Ohne vorige Ankündigung hat Vorwerk sein neues Thermomix-Modell präsentiert. Viele Kunden ärgern sich, weil sie gerade erst ein nun veraltetes Produkt gekauft haben. Wie reagiert Vorwerk? Die wichtigsten Fragen und Antworten.
Stuttgart - Zum ersten April soll die neue Generation der Küchenmaschine auf dem Markt sein: Das Modell TM6 kann braten, fermentieren oder karamellisieren – und damit deutlich mehr als der TM5. Doch der Ärger vor allem im Netz ist groß, viele Käufer des Vorgängermodells fürchten einen Wertverlust ihres alten Geräts. Die wichtigsten Fragen und Antworten dazu.
Warum sind viele Fans und Berater oder Beraterinnen verärgert?

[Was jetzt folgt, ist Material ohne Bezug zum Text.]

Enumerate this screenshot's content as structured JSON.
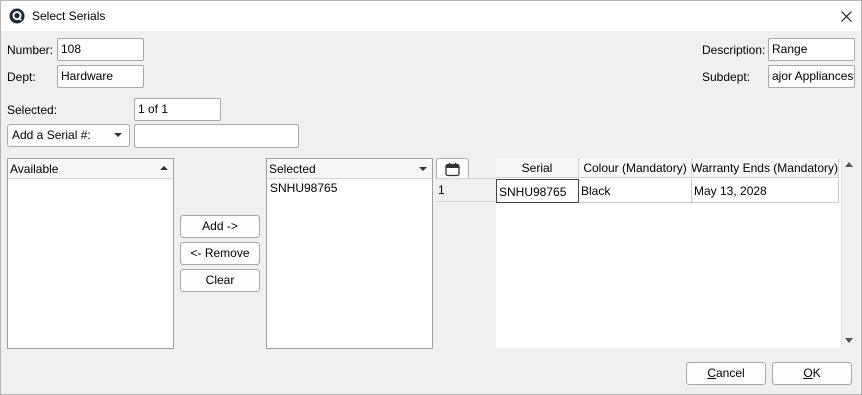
{
  "window": {
    "title": "Select Serials",
    "logo_icon": "q-logo-icon",
    "close_icon": "close-icon"
  },
  "header": {
    "number_label": "Number:",
    "number_value": "108",
    "dept_label": "Dept:",
    "dept_value": "Hardware",
    "description_label": "Description:",
    "description_value": "Range",
    "subdept_label": "Subdept:",
    "subdept_value": "ajor Appliances"
  },
  "selection": {
    "selected_label": "Selected:",
    "selected_value": "1 of 1",
    "add_serial_dropdown": "Add a Serial #:",
    "add_serial_input": ""
  },
  "available_list": {
    "header": "Available",
    "items": []
  },
  "transfer_buttons": {
    "add": "Add ->",
    "remove": "<- Remove",
    "clear": "Clear"
  },
  "selected_list": {
    "header": "Selected",
    "items": [
      "SNHU98765"
    ]
  },
  "grid": {
    "calendar_icon": "calendar-icon",
    "columns": [
      "Serial",
      "Colour (Mandatory)",
      "Warranty Ends (Mandatory)"
    ],
    "rows": [
      {
        "num": "1",
        "cells": [
          "SNHU98765",
          "Black",
          "May 13, 2028"
        ]
      }
    ]
  },
  "footer": {
    "cancel_label": "Cancel",
    "cancel_mnemonic": "C",
    "cancel_rest": "ancel",
    "ok_label": "OK",
    "ok_mnemonic": "O",
    "ok_rest": "K"
  }
}
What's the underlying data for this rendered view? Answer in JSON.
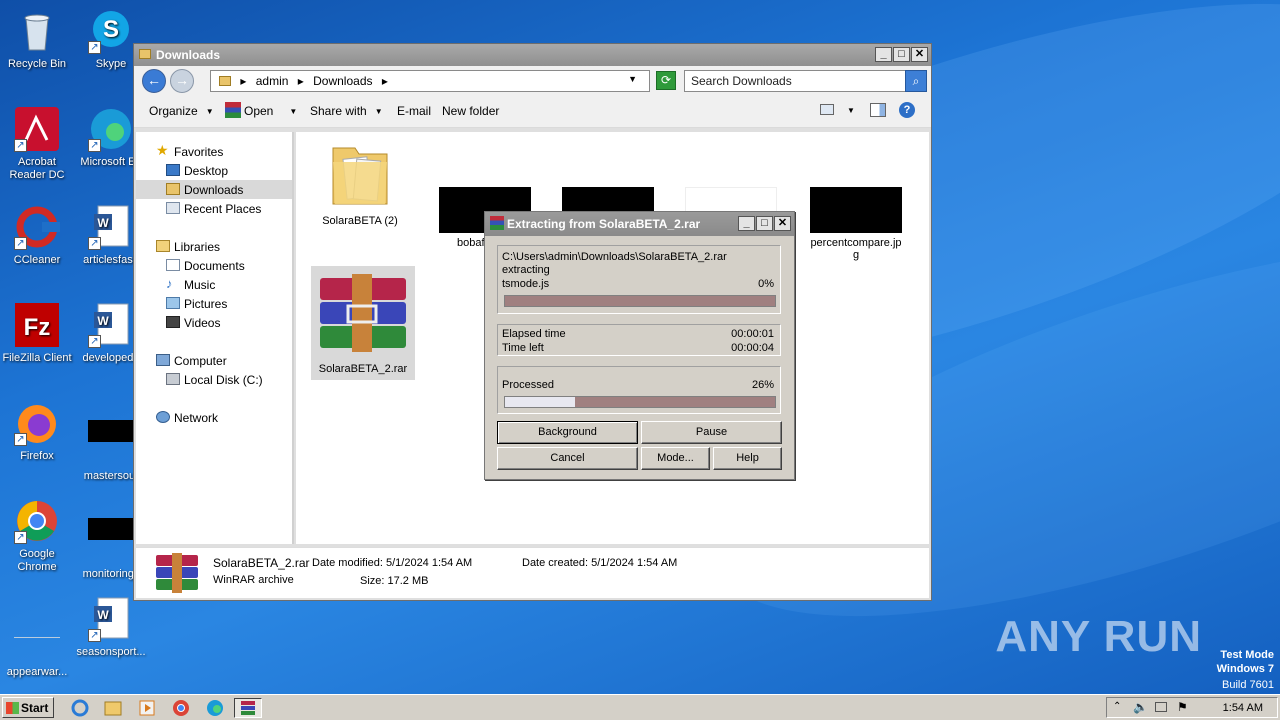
{
  "desktop": {
    "icons": [
      {
        "label": "Recycle Bin"
      },
      {
        "label": "Skype"
      },
      {
        "label": "Acrobat Reader DC"
      },
      {
        "label": "Microsoft Ed"
      },
      {
        "label": "CCleaner"
      },
      {
        "label": "articlesfast."
      },
      {
        "label": "FileZilla Client"
      },
      {
        "label": "developedu"
      },
      {
        "label": "Firefox"
      },
      {
        "label": "mastersout"
      },
      {
        "label": "Google Chrome"
      },
      {
        "label": "monitorings"
      },
      {
        "label": "appearwar..."
      },
      {
        "label": "seasonsport..."
      }
    ],
    "watermark": "ANY RUN",
    "test_mode": {
      "line1": "Test Mode",
      "line2": "Windows 7",
      "line3": "Build 7601"
    }
  },
  "explorer": {
    "title": "Downloads",
    "breadcrumb": [
      "admin",
      "Downloads"
    ],
    "search_placeholder": "Search Downloads",
    "toolbar": {
      "organize": "Organize",
      "open": "Open",
      "share_with": "Share with",
      "email": "E-mail",
      "new_folder": "New folder"
    },
    "nav": {
      "favorites": "Favorites",
      "desktop": "Desktop",
      "downloads": "Downloads",
      "recent_places": "Recent Places",
      "libraries": "Libraries",
      "documents": "Documents",
      "music": "Music",
      "pictures": "Pictures",
      "videos": "Videos",
      "computer": "Computer",
      "local_disk": "Local Disk (C:)",
      "network": "Network"
    },
    "files": [
      {
        "name": "SolaraBETA (2)"
      },
      {
        "name": "bobaf"
      },
      {
        "name": "percentcompare.jpg"
      },
      {
        "name": "SolaraBETA_2.rar"
      }
    ],
    "details": {
      "name": "SolaraBETA_2.rar",
      "type": "WinRAR archive",
      "date_modified": "Date modified: 5/1/2024 1:54 AM",
      "size": "Size: 17.2 MB",
      "date_created": "Date created: 5/1/2024 1:54 AM"
    }
  },
  "rar_dialog": {
    "title": "Extracting from SolaraBETA_2.rar",
    "archive_path": "C:\\Users\\admin\\Downloads\\SolaraBETA_2.rar",
    "action": "extracting",
    "current_file": "tsmode.js",
    "file_percent": "0%",
    "file_progress": 0,
    "elapsed_label": "Elapsed time",
    "elapsed_value": "00:00:01",
    "left_label": "Time left",
    "left_value": "00:00:04",
    "processed_label": "Processed",
    "processed_percent": "26%",
    "processed_progress": 0.26,
    "buttons": {
      "background": "Background",
      "pause": "Pause",
      "cancel": "Cancel",
      "mode": "Mode...",
      "help": "Help"
    }
  },
  "taskbar": {
    "start": "Start",
    "clock": "1:54 AM"
  }
}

Manche fühlen sich „arglistig getäuscht“ oder „belogen“, andere sind einfach nur „enttäuscht“ oder „echt traurig“. Seit Vorwerk am vergangenen Freitagabend, um 22.14 Uhr, auf seiner Facebookseite überraschend den neuen TM6 vorgestellt hat, machen Kunden in hunderten Posts ihrem Ärger Luft. Sauer sind vor allem diejenigen, die sich erst kürzlich das bisherige Modell TM5 gekauft haben: „Warum werden Kunden bei der Bestellung nicht darauf hingewiesen, dass in den nächsten Monaten ein neues Modell erscheint? Ich dachte, Vorwerk steht für Service, Kulanz und Kundenfreundlichkeit!“ schreibt eine Nutzerin. „Kann alles echt nicht wahr sein. Mein TM5 ist vier Monate alt, ich hätte definitiv gewartet auf den neuen. Stinksauer!“, eine andere.
Viele erzählen, dass sie beim Kauf gefragt hätten, ob demnächst ein neues Modell geplant sei, was offenbar verneint wurde. Tatsächlich – so schreibt es Vorwerk auf Facebook – wurden auch die Außendienstmitarbeiter zum selben Zeitpunkt wie die Kunden informiert. Das Küchengerät wird ausschließlich im Direktvertrieb über so genannte Repräsentantinnen auf Thermomix-Partys verkauft. Auch von diesen äußern nun manche ihren Unmut in den Sozialen Medien: „Ich finde es absolut nicht in Ordnung, dass wir nicht vorher informiert wurden. Wir werden uns jetzt mit verärgerten Kunden rumschlagen müssen und sind in Erklärungsnot, weil jeder denkt, die Beraterinnen hätten es wissen müssen.“
Wie äußert sich Vorwerk zu den Vorwürfen?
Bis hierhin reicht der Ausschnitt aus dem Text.